Some observers have already expressed caution about Wednesday’s upbeat report. Inventory build-up contributed 1.66 percentage points to 2nd Quarter GDP growth, almost half of the total increase. Businesses build up inventories on the expectation of future sales, which may take time to cycle through the economy. If sales don’t meet the inventory build, future economic growth will be weaker.
Concern over the inventory build-up in the quarter is warranted, but itself is just a snapshot look at the economy. An economy as large as the US, made up of more than 300 million people, has innumerable moving parts that make a quarter-by-quarter analysis imperfect. Data is always far behind actual economic activity.

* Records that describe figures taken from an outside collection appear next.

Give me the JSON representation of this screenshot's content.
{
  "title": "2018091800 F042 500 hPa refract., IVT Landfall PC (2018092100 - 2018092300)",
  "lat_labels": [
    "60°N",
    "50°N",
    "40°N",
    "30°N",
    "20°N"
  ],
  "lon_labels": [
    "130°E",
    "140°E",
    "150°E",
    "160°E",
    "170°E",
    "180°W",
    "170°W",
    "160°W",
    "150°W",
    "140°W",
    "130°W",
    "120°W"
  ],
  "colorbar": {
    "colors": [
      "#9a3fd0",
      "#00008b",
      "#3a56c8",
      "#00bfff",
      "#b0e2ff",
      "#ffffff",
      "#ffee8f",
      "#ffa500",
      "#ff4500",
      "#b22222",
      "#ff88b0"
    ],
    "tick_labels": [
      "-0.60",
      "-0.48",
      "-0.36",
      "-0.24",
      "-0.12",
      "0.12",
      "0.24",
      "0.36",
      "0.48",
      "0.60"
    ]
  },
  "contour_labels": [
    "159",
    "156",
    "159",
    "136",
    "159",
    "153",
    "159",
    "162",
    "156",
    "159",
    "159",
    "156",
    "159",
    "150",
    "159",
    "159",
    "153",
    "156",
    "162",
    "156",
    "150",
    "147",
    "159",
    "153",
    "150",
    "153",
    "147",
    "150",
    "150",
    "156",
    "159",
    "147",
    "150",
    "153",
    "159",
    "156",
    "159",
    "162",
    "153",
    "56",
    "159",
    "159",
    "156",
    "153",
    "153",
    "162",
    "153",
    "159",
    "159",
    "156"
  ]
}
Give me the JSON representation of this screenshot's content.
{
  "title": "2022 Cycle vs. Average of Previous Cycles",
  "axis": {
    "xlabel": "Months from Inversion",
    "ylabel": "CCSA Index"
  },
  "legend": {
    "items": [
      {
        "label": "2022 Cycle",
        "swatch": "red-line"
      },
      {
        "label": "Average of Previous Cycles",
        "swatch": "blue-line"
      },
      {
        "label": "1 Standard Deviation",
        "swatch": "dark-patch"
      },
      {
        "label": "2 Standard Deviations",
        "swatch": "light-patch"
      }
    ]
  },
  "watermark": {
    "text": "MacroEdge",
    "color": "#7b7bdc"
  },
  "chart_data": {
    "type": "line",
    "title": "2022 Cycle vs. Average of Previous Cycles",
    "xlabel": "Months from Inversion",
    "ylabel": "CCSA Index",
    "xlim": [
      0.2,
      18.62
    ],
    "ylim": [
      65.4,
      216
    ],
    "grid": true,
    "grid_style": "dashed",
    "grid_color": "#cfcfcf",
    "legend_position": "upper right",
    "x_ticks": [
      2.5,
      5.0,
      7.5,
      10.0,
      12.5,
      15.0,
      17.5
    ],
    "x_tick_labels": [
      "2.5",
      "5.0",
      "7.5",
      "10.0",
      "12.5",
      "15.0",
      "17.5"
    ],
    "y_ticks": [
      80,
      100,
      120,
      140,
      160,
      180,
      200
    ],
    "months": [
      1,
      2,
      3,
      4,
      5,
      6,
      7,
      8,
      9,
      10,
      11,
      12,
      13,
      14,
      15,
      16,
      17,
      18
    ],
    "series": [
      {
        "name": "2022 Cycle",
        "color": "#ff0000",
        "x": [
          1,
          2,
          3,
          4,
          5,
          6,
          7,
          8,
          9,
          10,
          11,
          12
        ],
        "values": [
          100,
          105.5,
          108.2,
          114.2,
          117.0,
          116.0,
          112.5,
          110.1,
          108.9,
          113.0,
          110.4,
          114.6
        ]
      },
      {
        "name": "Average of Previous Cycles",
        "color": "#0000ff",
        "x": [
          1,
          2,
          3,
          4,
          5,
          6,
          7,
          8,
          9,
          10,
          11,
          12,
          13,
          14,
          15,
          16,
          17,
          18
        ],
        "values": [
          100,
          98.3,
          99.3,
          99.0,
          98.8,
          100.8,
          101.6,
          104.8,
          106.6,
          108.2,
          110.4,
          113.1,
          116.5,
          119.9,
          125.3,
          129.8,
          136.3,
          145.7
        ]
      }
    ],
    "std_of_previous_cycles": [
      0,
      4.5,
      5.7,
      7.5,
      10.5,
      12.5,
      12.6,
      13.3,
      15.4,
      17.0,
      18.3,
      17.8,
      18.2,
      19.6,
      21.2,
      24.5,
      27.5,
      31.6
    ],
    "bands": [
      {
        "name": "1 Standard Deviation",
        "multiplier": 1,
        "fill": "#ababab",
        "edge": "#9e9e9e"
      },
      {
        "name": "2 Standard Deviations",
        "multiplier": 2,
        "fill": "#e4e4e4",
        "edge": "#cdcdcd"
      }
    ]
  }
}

A bigger concern, then, is the more than a decade of revisions to GDP also released on Wednesday. Commerce reported that between the end of 2010 and the first three months of 2014, the economy grew by just 1.8%, which the Wall Street Journal noted was an historic post-war low. For the past two years, real GDP growth was revised down to 2.0% growth, from earlier estimates of 2.2% growth.
Overall, as data eventually becomes more complete, most economic indices have been revised downward. In other words, whatever our snapshot estimate of growth is at any time, it is generally actually lower than reported.
This is important as the Federal Reserve considers an end to its money pumping, i.e. quantitative easing. Since the financial crisis, the Fed has purchased more than $3 trillion in bonds in an attempt to prop up the economy. The Fed infusion of money, in fact, has been more than the economy has grown since the recession.
Throughout much of last year, the Fed was pumping $85 billion a month into the economy. That number has since been scaled back to around $35 billion a month currently, with the Fed planning to further reduce the infusion of liquidity later this year.
The original theory behind quantitative easing was that the Fed infusion would bridge a gap until the economy recovered organically. The GDP revisions announced Wednesday detail that this hasn’t happened.